Later it also became clear that the principles of block-level construction in these games are very similar to the ways of organizing levels from many other games, but the devil is in the details - minor differences in each game require you to describe the internal structures of the editor as flexibly as possible so that using combinations of these structures describe the format of the levels for games for which it was not originally intended, without changing the kernel of the editor itself.
The feature with which the universality of the editor is ensured - the so-called configs of games . These are script files in C #, which describe how to load data of a particular game. Why C #? The editor has already been written in this language and this made it possible to easily transfer the code from the kernel to the configs without changing it, which would have to be done if a more classical scripting language like Lua was used.
Using a full-fledged language instead of a simple settings file allows you to define your own functions for loading and saving data of any desired complexity in configs. Scripts are plain text files, which allows users to create their own configs, if necessary, without recompiling the editor, using existing configs as templates. Included with the editor are about 500 configs for 60 different games, about 100 of them are made by users of the editor without my participation, for games, some of which I have never even played:
However, at the moment, despite attempts to make a universal editor, there are games that cannot be described without modifying the editor itself (however, many games can already be added). To collect information about such games with an unusual structure, I went a little further and started using the editor itself as a library for Python to examine the format of games before adding them to the editor and test the correctness of understanding the level of construction of a particular game. I implemented this in the form of Jupyter notebooks, due to the fact that it is convenient in them to write code interactively, so to document it .

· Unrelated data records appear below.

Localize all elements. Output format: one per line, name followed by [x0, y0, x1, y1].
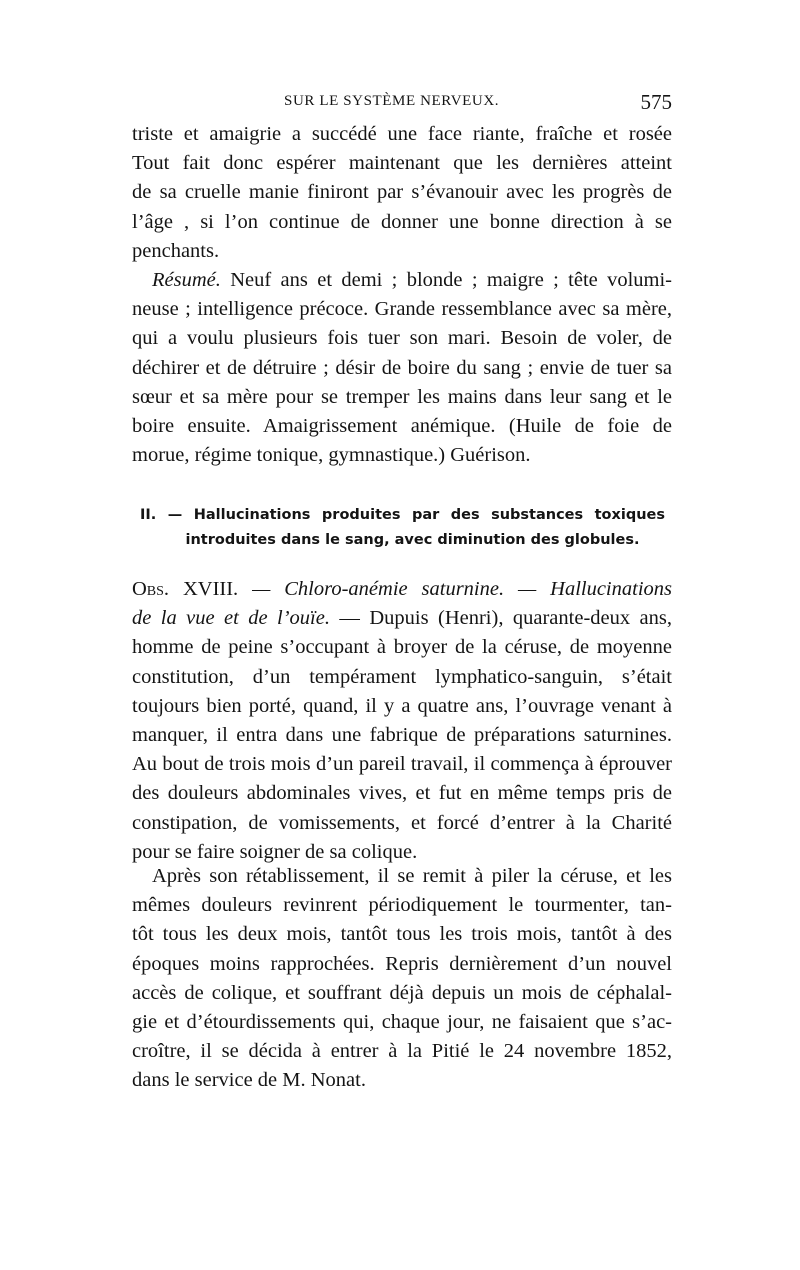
text-line: sœur et sa mère pour se tremper les mains dans leur sang et le	[132, 385, 672, 408]
observation-label: Obs. XVIII.	[132, 578, 239, 600]
text-line: de sa cruelle manie finiront par s’évanouir avec les progrès de	[132, 181, 672, 204]
observation-title-cont: de la vue et de l’ouïe.	[132, 607, 330, 630]
observation-line-rest: — Dupuis (Henri), quarante-deux ans,	[339, 607, 672, 630]
text-line: mêmes douleurs revinrent périodiquement le tourmenter, tan-	[132, 894, 672, 917]
text-line: Après son rétablissement, il se remit à piler la céruse, et les	[152, 865, 672, 887]
text-line: accès de colique, et souffrant déjà depuis un mois de céphalal-	[132, 981, 672, 1004]
text-line: l’âge , si l’on continue de donner une bonne direction à se	[132, 210, 672, 233]
text-line: dans le service de M. Nonat.	[132, 1069, 366, 1092]
text-line	[132, 266, 672, 295]
text-line	[132, 575, 672, 604]
text-line: boire ensuite. Amaigrissement anémique. (Huile de foie de	[132, 415, 672, 438]
text-line: neuse ; intelligence précoce. Grande ressemblance avec sa mère,	[132, 298, 672, 321]
section-heading	[140, 503, 665, 553]
page-number: 575	[640, 90, 672, 114]
text-line: Tout fait donc espérer maintenant que les dernières atteint	[132, 152, 672, 175]
paragraph-continuation	[132, 120, 672, 266]
text-line: tôt tous les deux mois, tantôt tous les trois mois, tantôt à des	[132, 923, 672, 946]
text-line: toujours bien porté, quand, il y a quatre ans, l’ouvrage venant à	[132, 694, 672, 717]
heading-line: II. — Hallucinations produites par des substances toxiques	[140, 507, 665, 523]
text-line: gie et d’étourdissements qui, chaque jour, ne faisaient que s’ac-	[132, 1011, 672, 1034]
resume-paragraph	[132, 266, 672, 470]
text-line: constipation, de vomissements, et forcé d’entrer à la Charité	[132, 811, 672, 834]
text-line: croître, il se décida à entrer à la Pitié le 24 novembre 1852,	[132, 1040, 672, 1063]
observation-title: — Chloro-anémie saturnine. — Hallucinations	[252, 578, 672, 600]
text-line: constitution, d’un tempérament lymphatico-sanguin, s’était	[132, 665, 672, 688]
text-line: des douleurs abdominales vives, et fut en même temps pris de	[132, 782, 672, 805]
resume-first-line: Neuf ans et demi ; blonde ; maigre ; tête volumi-	[230, 269, 672, 291]
heading-line: introduites dans le sang, avec diminution des globules.	[185, 532, 640, 548]
text-line: déchirer et de détruire ; désir de boire du sang ; envie de tuer sa	[132, 356, 672, 379]
observation-paragraph	[132, 575, 672, 867]
text-line: manquer, il entra dans une fabrique de préparations saturnines.	[132, 724, 672, 747]
text-line: homme de peine s’occupant à broyer de la céruse, de moyenne	[132, 636, 672, 659]
text-line: Au bout de trois mois d’un pareil travail, il commença à éprouver	[132, 753, 672, 776]
text-line: morue, régime tonique, gymnastique.) Guérison.	[132, 444, 531, 467]
text-line: pour se faire soigner de sa colique.	[132, 840, 418, 863]
text-line: époques moins rapprochées. Repris dernièrement d’un nouvel	[132, 952, 672, 975]
text-line: penchants.	[132, 239, 220, 262]
resume-label: Résumé.	[152, 269, 221, 291]
text-line: triste et amaigrie a succédé une face riante, fraîche et rosée	[132, 123, 672, 145]
paragraph-apres	[132, 862, 672, 1096]
text-line: qui a voulu plusieurs fois tuer son mari. Besoin de voler, de	[132, 327, 672, 350]
running-title: SUR LE SYSTÈME NERVEUX.	[284, 93, 500, 109]
running-head	[132, 90, 672, 117]
text-line	[132, 604, 672, 633]
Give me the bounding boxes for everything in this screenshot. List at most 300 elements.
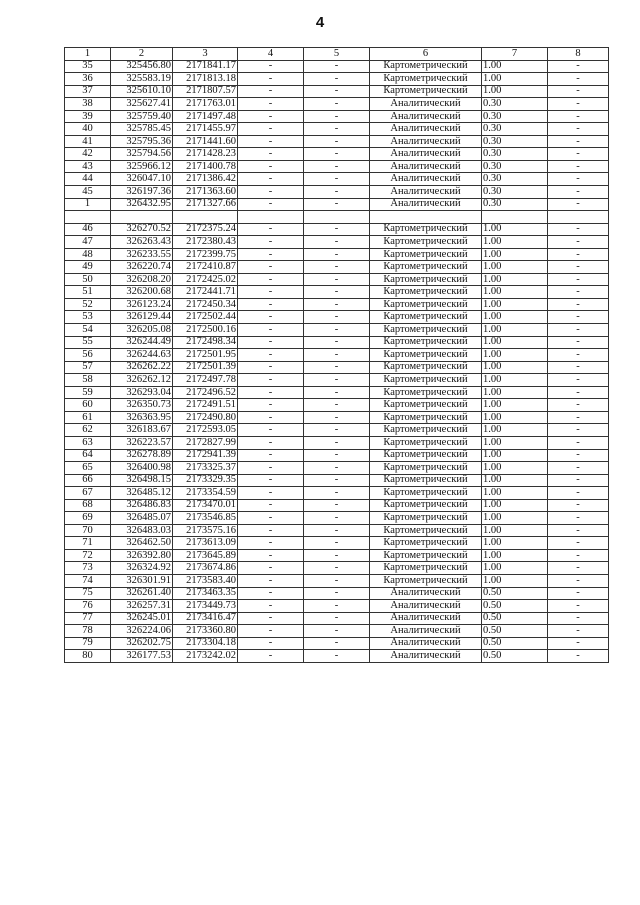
x-coordinate-cell: 326278.89 [111, 449, 173, 462]
y-coordinate-cell: 2173449.73 [173, 600, 238, 613]
col-5-cell: - [304, 587, 370, 600]
table-row [65, 223, 609, 236]
accuracy-cell: 1.00 [482, 499, 548, 512]
y-coordinate-cell: 2173583.40 [173, 574, 238, 587]
point-number-cell: 77 [65, 612, 111, 625]
point-number-cell: 40 [65, 123, 111, 136]
col-4-cell: - [238, 60, 304, 73]
method-cell: Картометрический [370, 474, 482, 487]
table-row [65, 73, 609, 86]
method-cell: Картометрический [370, 311, 482, 324]
table-row [65, 349, 609, 362]
col-4-cell: - [238, 98, 304, 111]
col-8-cell: - [548, 374, 609, 387]
point-number-cell: 74 [65, 574, 111, 587]
col-5-cell: - [304, 600, 370, 613]
col-8-cell: - [548, 173, 609, 186]
column-header-1: 1 [65, 48, 111, 61]
table-row [65, 574, 609, 587]
table-row [65, 612, 609, 625]
method-cell: Картометрический [370, 324, 482, 337]
accuracy-cell: 0.30 [482, 173, 548, 186]
col-8-cell: - [548, 236, 609, 249]
point-number-cell: 66 [65, 474, 111, 487]
point-number-cell: 60 [65, 399, 111, 412]
page-number: 4 [315, 14, 325, 31]
col-4-cell: - [238, 587, 304, 600]
col-8-cell: - [548, 324, 609, 337]
method-cell: Картометрический [370, 462, 482, 475]
col-5-cell: - [304, 160, 370, 173]
col-8-cell: - [548, 60, 609, 73]
col-5-cell [304, 211, 370, 224]
method-cell: Аналитический [370, 135, 482, 148]
y-coordinate-cell: 2172490.80 [173, 411, 238, 424]
col-5-cell: - [304, 85, 370, 98]
x-coordinate-cell: 326205.08 [111, 324, 173, 337]
point-number-cell: 67 [65, 487, 111, 500]
col-5-cell: - [304, 499, 370, 512]
x-coordinate-cell: 325627.41 [111, 98, 173, 111]
accuracy-cell: 0.30 [482, 110, 548, 123]
y-coordinate-cell: 2173360.80 [173, 625, 238, 638]
x-coordinate-cell: 326324.92 [111, 562, 173, 575]
col-5-cell: - [304, 574, 370, 587]
table-row [65, 173, 609, 186]
x-coordinate-cell: 326220.74 [111, 261, 173, 274]
x-coordinate-cell: 325610.10 [111, 85, 173, 98]
accuracy-cell: 1.00 [482, 223, 548, 236]
point-number-cell: 57 [65, 361, 111, 374]
accuracy-cell: 1.00 [482, 487, 548, 500]
method-cell: Картометрический [370, 436, 482, 449]
table-row [65, 186, 609, 199]
x-coordinate-cell: 326263.43 [111, 236, 173, 249]
method-cell: Картометрический [370, 512, 482, 525]
col-4-cell: - [238, 261, 304, 274]
col-8-cell [548, 211, 609, 224]
point-number-cell: 63 [65, 436, 111, 449]
x-coordinate-cell: 326432.95 [111, 198, 173, 211]
accuracy-cell: 0.30 [482, 186, 548, 199]
point-number-cell: 64 [65, 449, 111, 462]
col-8-cell: - [548, 449, 609, 462]
point-number-cell: 71 [65, 537, 111, 550]
method-cell: Аналитический [370, 98, 482, 111]
accuracy-cell: 0.30 [482, 98, 548, 111]
table-row [65, 637, 609, 650]
col-4-cell: - [238, 411, 304, 424]
accuracy-cell: 1.00 [482, 574, 548, 587]
table-row [65, 449, 609, 462]
point-number-cell: 1 [65, 198, 111, 211]
col-4-cell: - [238, 198, 304, 211]
y-coordinate-cell: 2172500.16 [173, 324, 238, 337]
table-row [65, 236, 609, 249]
y-coordinate-cell: 2173645.89 [173, 549, 238, 562]
method-cell: Аналитический [370, 587, 482, 600]
method-cell: Аналитический [370, 186, 482, 199]
accuracy-cell: 1.00 [482, 73, 548, 86]
col-8-cell: - [548, 411, 609, 424]
method-cell: Аналитический [370, 650, 482, 663]
col-5-cell: - [304, 449, 370, 462]
method-cell: Картометрический [370, 424, 482, 437]
point-number-cell: 42 [65, 148, 111, 161]
col-5-cell: - [304, 399, 370, 412]
accuracy-cell: 0.50 [482, 587, 548, 600]
col-4-cell: - [238, 311, 304, 324]
col-5-cell: - [304, 186, 370, 199]
table-row [65, 336, 609, 349]
col-5-cell: - [304, 135, 370, 148]
table-row [65, 512, 609, 525]
y-coordinate-cell: 2171327.66 [173, 198, 238, 211]
table-row [65, 499, 609, 512]
col-5-cell: - [304, 286, 370, 299]
accuracy-cell: 1.00 [482, 474, 548, 487]
table-row [65, 411, 609, 424]
col-4-cell: - [238, 336, 304, 349]
x-coordinate-cell: 325759.40 [111, 110, 173, 123]
method-cell: Картометрический [370, 386, 482, 399]
x-coordinate-cell: 326245.01 [111, 612, 173, 625]
table-row [65, 424, 609, 437]
accuracy-cell: 0.50 [482, 600, 548, 613]
method-cell: Картометрический [370, 236, 482, 249]
y-coordinate-cell: 2172450.34 [173, 298, 238, 311]
point-number-cell: 73 [65, 562, 111, 575]
col-5-cell: - [304, 650, 370, 663]
col-4-cell: - [238, 186, 304, 199]
point-number-cell: 79 [65, 637, 111, 650]
method-cell: Картометрический [370, 487, 482, 500]
table-row [65, 562, 609, 575]
x-coordinate-cell: 326392.80 [111, 549, 173, 562]
y-coordinate-cell: 2172380.43 [173, 236, 238, 249]
col-5-cell: - [304, 123, 370, 136]
col-4-cell: - [238, 173, 304, 186]
y-coordinate-cell: 2172593.05 [173, 424, 238, 437]
table-row [65, 135, 609, 148]
accuracy-cell: 1.00 [482, 236, 548, 249]
accuracy-cell: 1.00 [482, 273, 548, 286]
y-coordinate-cell: 2172496.52 [173, 386, 238, 399]
y-coordinate-cell: 2173463.35 [173, 587, 238, 600]
col-4-cell: - [238, 462, 304, 475]
table-row [65, 198, 609, 211]
point-number-cell [65, 211, 111, 224]
table-row [65, 537, 609, 550]
accuracy-cell: 0.50 [482, 637, 548, 650]
table-header [65, 48, 609, 61]
table-row [65, 98, 609, 111]
col-4-cell [238, 211, 304, 224]
point-number-cell: 59 [65, 386, 111, 399]
accuracy-cell: 1.00 [482, 248, 548, 261]
col-8-cell: - [548, 349, 609, 362]
point-number-cell: 53 [65, 311, 111, 324]
y-coordinate-cell: 2172375.24 [173, 223, 238, 236]
col-8-cell: - [548, 198, 609, 211]
accuracy-cell: 1.00 [482, 449, 548, 462]
y-coordinate-cell: 2171363.60 [173, 186, 238, 199]
col-4-cell: - [238, 399, 304, 412]
accuracy-cell: 1.00 [482, 361, 548, 374]
col-8-cell: - [548, 73, 609, 86]
accuracy-cell: 1.00 [482, 311, 548, 324]
y-coordinate-cell: 2172502.44 [173, 311, 238, 324]
col-8-cell: - [548, 148, 609, 161]
x-coordinate-cell: 326350.73 [111, 399, 173, 412]
col-5-cell: - [304, 324, 370, 337]
column-header-4: 4 [238, 48, 304, 61]
point-number-cell: 61 [65, 411, 111, 424]
x-coordinate-cell: 326262.22 [111, 361, 173, 374]
point-number-cell: 41 [65, 135, 111, 148]
x-coordinate-cell: 326400.98 [111, 462, 173, 475]
col-5-cell: - [304, 261, 370, 274]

Composing a large game structure from base tiles and building an entire level as a result of a puzzle resembles assembling a puzzle of thousands of pieces, and gives the same pleasure when, finally, each piece is in its place.
In the next article there will not be such an abundance of technical information and I will give examples of assembling the levels of games with a non-standard structure or using unusual modifications of the standard block architecture. You can also name the game on the NES in the comments, the level format of which is interesting to you, perhaps I will explore it too.